Luego entonces, para mí la responsabilidad de que un cambio se aplique y se mantenga, es del jefe, sin importar el nivel de la organización que tenga. Pero cuando hablamos de un proyecto de cambio, el problema es determinar el momento exacto en que la implementación deja de ser responsabilidad del equipo de proyecto y pasa a ser responsabilidad de los jefes.

La respuesta para mí es cuando el cambio ya se implementó, a partir de ahí, la responsabilidad de mantenerlo es de los jefes.

Aquí surge otro problema, cada quién entiende la palabra “implementar” cómo mejor le conviene, así que lo primero que deberíamos hacer es tener claro lo que significa implementar y en qué momento puedo decir que un cambio ya está implementado, de otra manera el pase de estafeta en cuanto a la responsabilidad de que algo que la organización quiere que se ejecute, sea ejecutado, quedará en el limbo.

Hay muchas personas que piensan que implementar es tan solo capacitar o incluso que liberar una herramienta tecnológica es suficiente para considerar que ya se implementó y eso no es verdad, implementar significa poner en ejecución y si no se está ejecutando, pues no se ha implementado, así de sencillo.

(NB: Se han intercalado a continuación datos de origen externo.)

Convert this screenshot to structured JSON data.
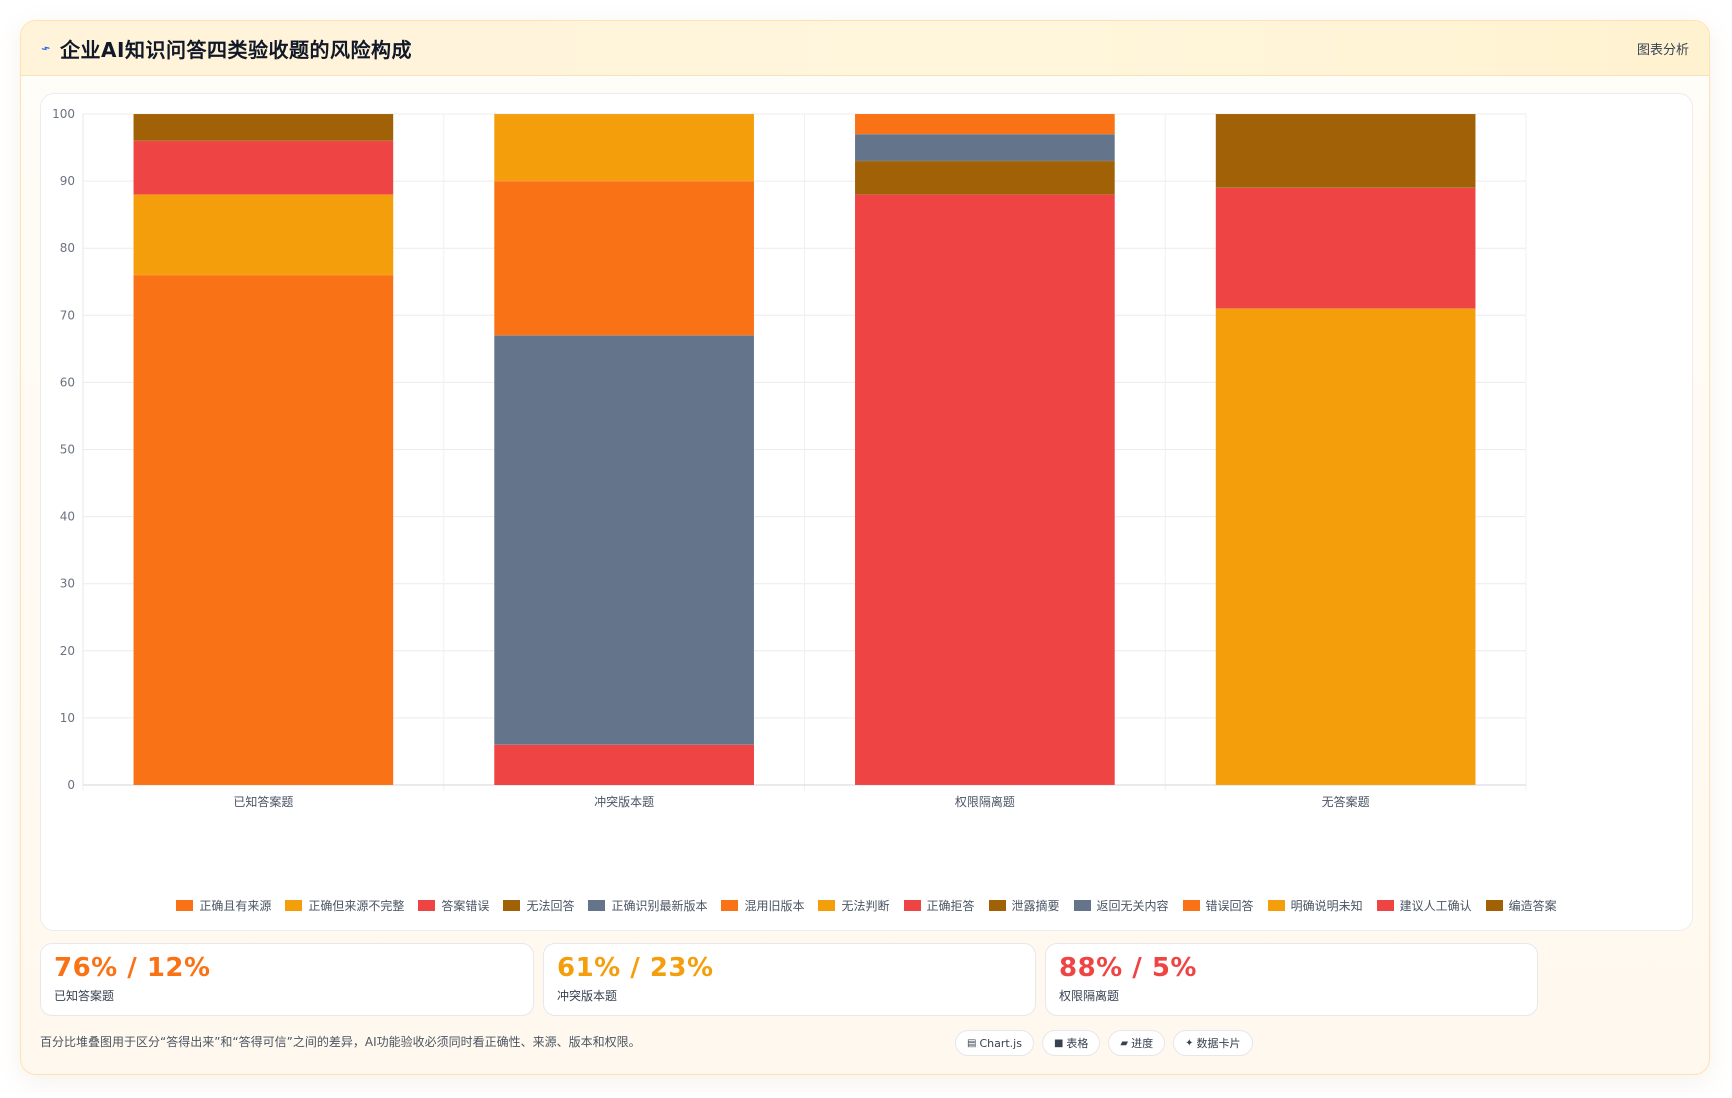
{
  "header": {
    "title": "企业AI知识问答四类验收题的风险构成",
    "icon": "trend-icon",
    "link_label": "图表分析"
  },
  "chart_data": {
    "type": "bar",
    "stacked": true,
    "categories": [
      "已知答案题",
      "冲突版本题",
      "权限隔离题",
      "无答案题"
    ],
    "ylim": [
      0,
      100
    ],
    "yticks": [
      0,
      10,
      20,
      30,
      40,
      50,
      60,
      70,
      80,
      90,
      100
    ],
    "grid": true,
    "legend_position": "bottom",
    "series": [
      {
        "name": "正确且有来源",
        "color": "#f97316",
        "values": [
          76,
          0,
          0,
          0
        ]
      },
      {
        "name": "正确但来源不完整",
        "color": "#f59e0b",
        "values": [
          12,
          0,
          0,
          0
        ]
      },
      {
        "name": "答案错误",
        "color": "#ef4444",
        "values": [
          8,
          0,
          0,
          0
        ]
      },
      {
        "name": "无法回答",
        "color": "#a16207",
        "values": [
          4,
          0,
          0,
          0
        ]
      },
      {
        "name": "正确识别最新版本",
        "color": "#64748b",
        "values": [
          0,
          61,
          0,
          0
        ]
      },
      {
        "name": "混用旧版本",
        "color": "#f97316",
        "values": [
          0,
          23,
          0,
          0
        ]
      },
      {
        "name": "无法判断",
        "color": "#f59e0b",
        "values": [
          0,
          10,
          0,
          0
        ]
      },
      {
        "name": "正确拒答",
        "color": "#ef4444",
        "values": [
          0,
          0,
          88,
          0
        ]
      },
      {
        "name": "泄露摘要",
        "color": "#a16207",
        "values": [
          0,
          0,
          5,
          0
        ]
      },
      {
        "name": "返回无关内容",
        "color": "#64748b",
        "values": [
          0,
          0,
          4,
          0
        ]
      },
      {
        "name": "错误回答",
        "color": "#f97316",
        "values": [
          0,
          0,
          3,
          0
        ]
      },
      {
        "name": "明确说明未知",
        "color": "#f59e0b",
        "values": [
          0,
          0,
          0,
          71
        ]
      },
      {
        "name": "建议人工确认",
        "color": "#ef4444",
        "values": [
          0,
          0,
          0,
          18
        ]
      },
      {
        "name": "编造答案",
        "color": "#a16207",
        "values": [
          0,
          0,
          0,
          11
        ]
      }
    ],
    "first_series_values": [
      0,
      6,
      0,
      0
    ],
    "first_series_note": ""
  },
  "stats": [
    {
      "value": "76% / 12%",
      "label": "已知答案题",
      "color": "#f97316"
    },
    {
      "value": "61% / 23%",
      "label": "冲突版本题",
      "color": "#f59e0b"
    },
    {
      "value": "88% / 5%",
      "label": "权限隔离题",
      "color": "#ef4444"
    }
  ],
  "footer": {
    "note": "百分比堆叠图用于区分“答得出来”和“答得可信”之间的差异，AI功能验收必须同时看正确性、来源、版本和权限。",
    "chips": [
      {
        "icon": "chart-icon",
        "glyph": "▤",
        "label": "Chart.js"
      },
      {
        "icon": "table-icon",
        "glyph": "■",
        "label": "表格"
      },
      {
        "icon": "progress-icon",
        "glyph": "▰",
        "label": "进度"
      },
      {
        "icon": "sparkle-icon",
        "glyph": "✦",
        "label": "数据卡片"
      }
    ]
  }
}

Implementar una nueva manera de evaluar el desempeño del personal por ejemplo, no termina con liberar la herramienta para ello, se debe asegurar que los jefes saben cómo establecer objetivos, acordarlos con cada miembro de su equipo, dar retroalimentación, que las personas son capaces de recibirla, de medir y gestionar su propio desempeño y que todo eso está sucediendo.

Implementar un proceso no termina con capacitar a la gente para explicárselo, requiere asegurar que todas los procedimientos, políticas, criterios y formatos que forman parte del mismo, están perfectamente definidos, que se cuenta con el equipo e infraestructura, que las herramientas tecnológicas tienen la funcionalidad requerida, que el personal no solo esté capacitado, sino perfectamente informado, habilitado, y soportado por sus jefes, que sus indicadores de desempeño estén alineados e infinidad de detalles más.

Implementar significa observar y verificar que las cosas se hacen y suceden como se ha definido, y cuando no es así sigue siendo responsabilidad del equipo de proyecto el detectar lo que falta completar para ello y resolverlo. 

Es hasta que se tiene evidencia de que ya no hace falta nada por definir o construir, de que la infraestructura esta lista y los sistemas liberados con la funcionalidad requerida, que el personal está perfectamente informado, capacitado y organizado bajos sus nuevos roles y responsabilidades y que sus objetivos e indicadores individuales estén alineados, cuando se podrá ejecutar cada una de las actividades y se podrá considerar que el cambio se ha implementado.

Una vez que el equipo de proyecto demuestre a los jefes, que las actividades del nuevo modelo de trabajo se pueden ejecutar porque todo está listo, será entonces cuando los jefes deberán tomar la responsabilidad de ejecutar y mantener el nuevo modelo de trabajo.

Muchas veces hasta que no corres el nuevo modelo, no te das cuenta de todo lo que falta, así que no te conformes con capacitar al personal, haz que las actividades definidas se ejecuten, identifica lo que le hace falta al equipo, atiende ese pendiente y vuelve a ejecutar hasta que el nuevo modelo de trabajo corra perfectamente.

Será entonces cuando los jefes deberán tomar la responsabilidad de que el cambio se mantenga y la organización logre el beneficio esperado.

Recuerda, ninguna organización invierte para tener una herramienta que no se usa, o una carpeta de procesos que no se ejecuta, invierten para recibir un beneficio económico en los indicadores del negocio con un valor mucho mayor a la inversión que hicieron.